Composite index that measures achievements in three key dimensions of human development: a long and healthy life, access to knowledge, and a decent standard of living. The index is the geometric mean of the normalized indices for each of the three dimensions.
Sources
United Nations Development Programme (UNDP)
Methodology
It is a geometric mean of the normalised indices, based on the following indicators: a) Life expectancy at birth: UN/DESA (2022a). b) Expected years of schooling: CEDLAS and World Bank (2022), ICF Macro Demographic and Health Surveys (various years), UNESCO Institute for Statistics (2022) and United Nations Children's Fund (UNICEF) Multiple Indicator Cluster Surveys (various years). c) Average years of schooling: Barro and Lee (2018), ICF Macro Demographic and Health Surveys (various years), OECD (2022), UNESCO Institute of Statistics (2022) and UNICEF Multiple Indicator Cluster Surveys (various years). d) Gross national income per capita: IMF (2022), UNDESA (2022b), United Nations Ststistics Division (2022) and World Bank (2022).

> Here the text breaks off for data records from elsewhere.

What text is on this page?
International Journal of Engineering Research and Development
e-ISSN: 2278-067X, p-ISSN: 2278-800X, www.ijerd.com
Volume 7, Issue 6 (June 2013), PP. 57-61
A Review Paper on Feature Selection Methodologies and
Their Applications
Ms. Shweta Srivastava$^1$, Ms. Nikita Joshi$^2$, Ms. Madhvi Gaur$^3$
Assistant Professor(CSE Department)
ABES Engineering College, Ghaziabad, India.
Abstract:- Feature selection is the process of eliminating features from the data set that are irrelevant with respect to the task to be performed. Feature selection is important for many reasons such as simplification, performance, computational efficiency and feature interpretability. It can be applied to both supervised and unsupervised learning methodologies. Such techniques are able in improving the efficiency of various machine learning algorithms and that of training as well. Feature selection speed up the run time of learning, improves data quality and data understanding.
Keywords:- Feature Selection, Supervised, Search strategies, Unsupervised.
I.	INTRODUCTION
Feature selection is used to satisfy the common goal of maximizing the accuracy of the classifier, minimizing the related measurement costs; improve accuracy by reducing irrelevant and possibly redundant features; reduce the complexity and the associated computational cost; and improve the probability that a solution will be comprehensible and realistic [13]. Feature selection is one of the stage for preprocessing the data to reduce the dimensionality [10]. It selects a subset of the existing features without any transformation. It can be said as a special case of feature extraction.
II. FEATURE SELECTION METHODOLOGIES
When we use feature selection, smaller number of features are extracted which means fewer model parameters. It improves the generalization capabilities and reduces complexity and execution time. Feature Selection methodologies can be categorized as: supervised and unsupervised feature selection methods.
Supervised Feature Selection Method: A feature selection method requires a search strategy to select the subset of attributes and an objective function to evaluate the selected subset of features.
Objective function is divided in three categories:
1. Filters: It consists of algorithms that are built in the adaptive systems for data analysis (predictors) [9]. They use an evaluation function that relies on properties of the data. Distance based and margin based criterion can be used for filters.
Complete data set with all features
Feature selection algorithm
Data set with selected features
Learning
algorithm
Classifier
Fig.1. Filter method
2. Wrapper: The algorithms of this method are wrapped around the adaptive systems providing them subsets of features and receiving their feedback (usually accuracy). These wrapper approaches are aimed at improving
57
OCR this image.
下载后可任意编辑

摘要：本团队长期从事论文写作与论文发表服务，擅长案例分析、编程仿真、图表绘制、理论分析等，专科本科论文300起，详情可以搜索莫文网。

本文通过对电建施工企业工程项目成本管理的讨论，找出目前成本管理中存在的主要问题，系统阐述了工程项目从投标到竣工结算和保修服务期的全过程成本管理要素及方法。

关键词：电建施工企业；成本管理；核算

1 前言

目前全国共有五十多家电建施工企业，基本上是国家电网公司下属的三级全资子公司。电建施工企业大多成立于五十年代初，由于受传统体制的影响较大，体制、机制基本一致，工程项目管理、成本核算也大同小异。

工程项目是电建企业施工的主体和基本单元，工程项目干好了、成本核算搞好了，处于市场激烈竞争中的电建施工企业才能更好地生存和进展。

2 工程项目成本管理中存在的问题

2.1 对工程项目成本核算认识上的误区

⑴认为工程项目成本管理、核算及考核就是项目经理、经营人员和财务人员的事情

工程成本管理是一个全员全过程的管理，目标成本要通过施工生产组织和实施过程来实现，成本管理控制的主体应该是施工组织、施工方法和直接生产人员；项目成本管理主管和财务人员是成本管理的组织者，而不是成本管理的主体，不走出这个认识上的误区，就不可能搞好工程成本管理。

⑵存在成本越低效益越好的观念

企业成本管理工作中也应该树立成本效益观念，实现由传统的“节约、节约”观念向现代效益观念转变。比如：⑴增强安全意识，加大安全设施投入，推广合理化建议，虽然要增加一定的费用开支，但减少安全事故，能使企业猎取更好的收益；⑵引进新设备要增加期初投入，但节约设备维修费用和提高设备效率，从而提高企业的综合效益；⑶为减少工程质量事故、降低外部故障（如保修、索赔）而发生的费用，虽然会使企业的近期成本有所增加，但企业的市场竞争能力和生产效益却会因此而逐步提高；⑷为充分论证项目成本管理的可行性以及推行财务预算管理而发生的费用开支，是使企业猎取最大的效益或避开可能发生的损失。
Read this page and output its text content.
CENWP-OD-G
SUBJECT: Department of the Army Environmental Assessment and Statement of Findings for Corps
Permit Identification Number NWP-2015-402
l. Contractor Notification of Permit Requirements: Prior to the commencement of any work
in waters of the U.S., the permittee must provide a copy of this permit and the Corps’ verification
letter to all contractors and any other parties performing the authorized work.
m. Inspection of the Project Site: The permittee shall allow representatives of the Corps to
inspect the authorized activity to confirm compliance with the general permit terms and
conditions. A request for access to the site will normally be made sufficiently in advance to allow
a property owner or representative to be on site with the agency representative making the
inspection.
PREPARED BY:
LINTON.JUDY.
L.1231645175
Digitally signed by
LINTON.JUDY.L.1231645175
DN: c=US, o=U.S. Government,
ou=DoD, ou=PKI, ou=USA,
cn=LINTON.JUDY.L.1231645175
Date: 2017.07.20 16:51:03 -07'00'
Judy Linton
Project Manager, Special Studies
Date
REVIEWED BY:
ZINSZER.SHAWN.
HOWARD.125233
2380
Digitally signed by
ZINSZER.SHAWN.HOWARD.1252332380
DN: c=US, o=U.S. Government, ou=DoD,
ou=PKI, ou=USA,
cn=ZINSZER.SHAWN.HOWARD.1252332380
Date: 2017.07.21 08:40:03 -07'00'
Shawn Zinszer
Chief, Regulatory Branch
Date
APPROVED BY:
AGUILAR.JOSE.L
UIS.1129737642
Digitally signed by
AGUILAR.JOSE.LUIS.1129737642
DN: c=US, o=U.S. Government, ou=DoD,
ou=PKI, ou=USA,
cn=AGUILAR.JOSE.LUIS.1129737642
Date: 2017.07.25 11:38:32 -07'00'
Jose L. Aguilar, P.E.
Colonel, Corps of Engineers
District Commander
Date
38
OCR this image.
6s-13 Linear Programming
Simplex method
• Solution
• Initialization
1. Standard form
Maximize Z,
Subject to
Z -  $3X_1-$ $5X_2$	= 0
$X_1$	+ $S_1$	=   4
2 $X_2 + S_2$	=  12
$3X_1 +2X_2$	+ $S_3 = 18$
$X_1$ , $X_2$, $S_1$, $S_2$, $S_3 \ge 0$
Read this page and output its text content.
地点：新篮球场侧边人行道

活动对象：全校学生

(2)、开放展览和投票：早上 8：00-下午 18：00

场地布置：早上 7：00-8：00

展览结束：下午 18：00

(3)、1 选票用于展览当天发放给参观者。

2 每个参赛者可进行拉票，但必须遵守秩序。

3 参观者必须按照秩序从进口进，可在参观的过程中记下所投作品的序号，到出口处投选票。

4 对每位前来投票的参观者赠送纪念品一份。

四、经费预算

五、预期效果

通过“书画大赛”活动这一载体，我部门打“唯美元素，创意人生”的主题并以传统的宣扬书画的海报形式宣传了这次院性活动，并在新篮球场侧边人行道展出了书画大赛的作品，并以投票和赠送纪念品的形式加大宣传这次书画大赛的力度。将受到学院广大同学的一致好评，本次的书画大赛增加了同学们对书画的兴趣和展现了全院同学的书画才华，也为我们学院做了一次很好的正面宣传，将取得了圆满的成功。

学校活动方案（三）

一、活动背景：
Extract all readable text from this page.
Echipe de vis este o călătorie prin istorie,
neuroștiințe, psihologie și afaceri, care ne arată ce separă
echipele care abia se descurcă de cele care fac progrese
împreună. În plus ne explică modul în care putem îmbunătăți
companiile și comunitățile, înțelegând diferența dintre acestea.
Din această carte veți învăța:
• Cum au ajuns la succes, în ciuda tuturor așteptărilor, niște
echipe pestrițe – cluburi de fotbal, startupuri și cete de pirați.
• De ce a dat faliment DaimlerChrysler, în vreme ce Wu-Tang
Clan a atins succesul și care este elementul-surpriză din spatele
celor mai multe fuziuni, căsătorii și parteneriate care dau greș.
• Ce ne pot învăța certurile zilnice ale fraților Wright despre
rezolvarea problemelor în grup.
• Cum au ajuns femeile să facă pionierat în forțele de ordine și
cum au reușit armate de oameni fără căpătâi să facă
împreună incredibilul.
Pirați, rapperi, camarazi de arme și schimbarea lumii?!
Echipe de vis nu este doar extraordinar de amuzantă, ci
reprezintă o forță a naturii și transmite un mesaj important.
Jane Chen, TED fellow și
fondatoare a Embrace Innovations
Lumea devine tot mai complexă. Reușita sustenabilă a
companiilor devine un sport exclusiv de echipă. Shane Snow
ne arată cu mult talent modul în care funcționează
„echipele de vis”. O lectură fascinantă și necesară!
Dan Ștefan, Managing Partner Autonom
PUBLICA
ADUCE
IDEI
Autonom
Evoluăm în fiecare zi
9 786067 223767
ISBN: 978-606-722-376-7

Composite index that corrects the Human Development Index to account for inequality in the distribution of each dimension in the population.
Sources
United Nations Development Programme (UNDP)
Methodology
It is based on a class of distribution-sensitive composite indices proposed by Foster, Lopez-Calva and Szekely (2005), which refers to the Atkinson (1970) family of inequality measures. It is calculated as the geometric mean of the inequality-corrected dimensional indices. Inequality in the distribution of Human Development Index dimensions is estimated by: * Life expectancy, using data from the comprehensive mortality tables provided by UN/DESA (2022a). * Average years of schooling, using data from household surveys harmonized in international databases, including the Luxembourg Income Study, Eurostat's European Union Survey of Income and Living Conditions, the World Bank's International Income Distribution Database, ICF Macro's Demographic and Health Surveys, UNICEF's Multiple Indicators Cluster Surveys, the Center for Distributive, Labour and Social Studies and the World Bank's Socio-Economic Database for Latin America and the Caribbean, data on school outcomes from the United Nations Educational, Scientific and Cultural Organization Institute for Statistics, and the World Income Inequality Database from the United Nations University. * Disposable household income or per capita consumption, using the databases and household surveys listed above and, for some countries, imputed income according to a wealth ratio matching methodology using household survey asset ratios (Harttgen and Vollmer 2013). The asset index is provided in microdata from the ICF Macro Demographic and Health Surveys and the United Nations Children's Fund Cluster Surveys.